Please include this perf stats in the commit log in v1, which helps to decide on the trade-off and also quantifies it.

> I agree the additional branch per EQE should be cheaper than scheduling the
> unused tasklet, but the cost would be paid by Infiniband workloads while
> non-Infiniband workloads see the benefit.
> How about instead scheduling the tasklet in mlx5_eq_comp_int() if any of
> the CQs have a tasklet completion handler? That should get the best of both
> worlds: skipping the tasklet schedule for CQs that don't need it while
> ensuring the tasklet is only scheduled once per interrupt.
> Something like this:
> diff --git a/drivers/net/ethernet/mellanox/mlx5/core/eq.c
> b/drivers/net/ethernet/mellanox/mlx5/core/eq.c
> index 68cb86b37e56..f0ba3725b8e9 100644
> --- a/drivers/net/ethernet/mellanox/mlx5/core/eq.c
> +++ b/drivers/net/ethernet/mellanox/mlx5/core/eq.c
> @@ -112,9 +112,9 @@ static int mlx5_eq_comp_int(struct notifier_block
> *nb,
>         struct mlx5_eq_comp *eq_comp =
>                 container_of(nb, struct mlx5_eq_comp, irq_nb);
>         struct mlx5_eq *eq = &eq_comp->core;
> +       bool schedule_tasklet = false;
>         struct mlx5_eqe *eqe;
>         int num_eqes = 0;
> -       u32 cqn = -1;
> 
>         eqe = next_eqe_sw(eq);
>         if (!eqe)
> @@ -122,6 +122,7 @@ static int mlx5_eq_comp_int(struct notifier_block
> *nb,
> 
>         do {
>                 struct mlx5_core_cq *cq;
> +               u32 cqn;
> 
>                 /* Make sure we read EQ entry contents after we've
>                  * checked the ownership bit.
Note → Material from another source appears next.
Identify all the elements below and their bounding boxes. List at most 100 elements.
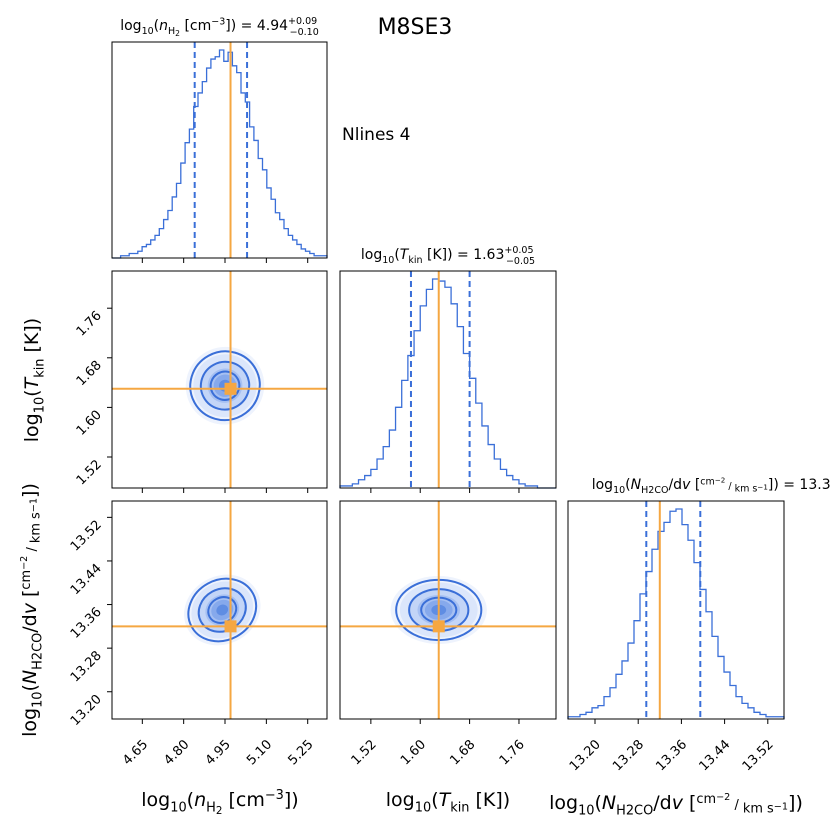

> @@ -134,6 +135,7 @@ static int mlx5_eq_comp_int(struct notifier_block
> *nb,
>                 if (likely(cq)) {
>                         ++cq->arm_sn;
>                         cq->comp(cq, eqe);
> +                       schedule_tasklet |= !!cq->tasklet_ctx.comp;
>                         mlx5_cq_put(cq);
>                 } else {
>                         dev_dbg_ratelimited(eq->dev->device,
> @@ -147,7 +149,7 @@ static int mlx5_eq_comp_int(struct notifier_block
> *nb,
>  out:
>         eq_update_ci(eq, 1);
> 
> -       if (cqn != -1)
> +       if (schedule_tasklet)
>                 tasklet_schedule(&eq_comp->tasklet_ctx.task);
> 
>         return 0;
> 
The issue in the above change is, it makes assumption of CQ layer (upper layer above interrupt) if tasklet to be used or not.
I would rather keep the two layers separate as your patch.

> Thanks,
> Caleb